At first, we didn’t know he ran at the gunman, we just knew that he’d been shot, and, when we got told that, it was like a huge weight got lifted from your shoulders. You just thought everything is right now. He did what he was supposed to do, Riley’s younger sister Juliet Howell said.

The Howell family is staying as strong as it can while dealing with the unthinkable.

“It’s a combination of horrific sadness and love coming from all sides, and some dips and some peaks, and, yeah, it just actually goes minute by minute really,” Thomas Howell said.

Never Natalie or Thomas Howell thought their son would be the victim of yet another school shooting.

I’m an educator. We talk about these things frequently, about how we try to keep our kids safe. You think about it, but you don’t think about it, if that makes any sense. And all the measures were in place to try to prevent this, but it just took one, said Natalie Henry-Howell, Riley’s mother.
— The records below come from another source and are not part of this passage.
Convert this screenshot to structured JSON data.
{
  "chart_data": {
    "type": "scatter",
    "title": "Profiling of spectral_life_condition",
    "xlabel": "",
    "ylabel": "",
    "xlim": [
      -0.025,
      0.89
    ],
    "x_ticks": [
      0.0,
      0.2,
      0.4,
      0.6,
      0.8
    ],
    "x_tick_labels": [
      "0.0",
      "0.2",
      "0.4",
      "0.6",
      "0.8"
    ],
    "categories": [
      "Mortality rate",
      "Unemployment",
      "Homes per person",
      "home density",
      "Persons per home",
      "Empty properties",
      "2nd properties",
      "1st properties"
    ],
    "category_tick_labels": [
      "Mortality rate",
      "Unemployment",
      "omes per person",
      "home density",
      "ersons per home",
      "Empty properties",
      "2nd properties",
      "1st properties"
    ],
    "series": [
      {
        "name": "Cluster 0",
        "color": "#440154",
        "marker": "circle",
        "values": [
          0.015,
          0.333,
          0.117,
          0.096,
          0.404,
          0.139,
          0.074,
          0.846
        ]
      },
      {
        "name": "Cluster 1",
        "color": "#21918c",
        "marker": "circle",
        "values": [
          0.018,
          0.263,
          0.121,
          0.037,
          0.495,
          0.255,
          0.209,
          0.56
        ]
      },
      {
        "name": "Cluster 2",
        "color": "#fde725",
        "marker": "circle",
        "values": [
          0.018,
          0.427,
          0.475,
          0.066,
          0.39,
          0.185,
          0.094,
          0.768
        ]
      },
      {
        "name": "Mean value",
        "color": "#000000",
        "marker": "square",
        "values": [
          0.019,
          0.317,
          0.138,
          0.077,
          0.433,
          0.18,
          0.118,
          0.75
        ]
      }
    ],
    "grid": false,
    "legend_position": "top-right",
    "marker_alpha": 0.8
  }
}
Everybody should be able to send their kid to school —whether it’s elementary, high school or college — and not worry about them getting killed. It’s utterly senseless, Thomas Howell added.

Leaning on one another for support, the Howells now look ahead on where to go from here.

News 13: How do you, as a family, go back to normal life again? Is there a normal?

“No there’s not - everything’s changed,” said Natalie Henry-Howell. “[I] have to say the color drained out of the world that moment, and we’re sort of feeling our way through what might happen next.”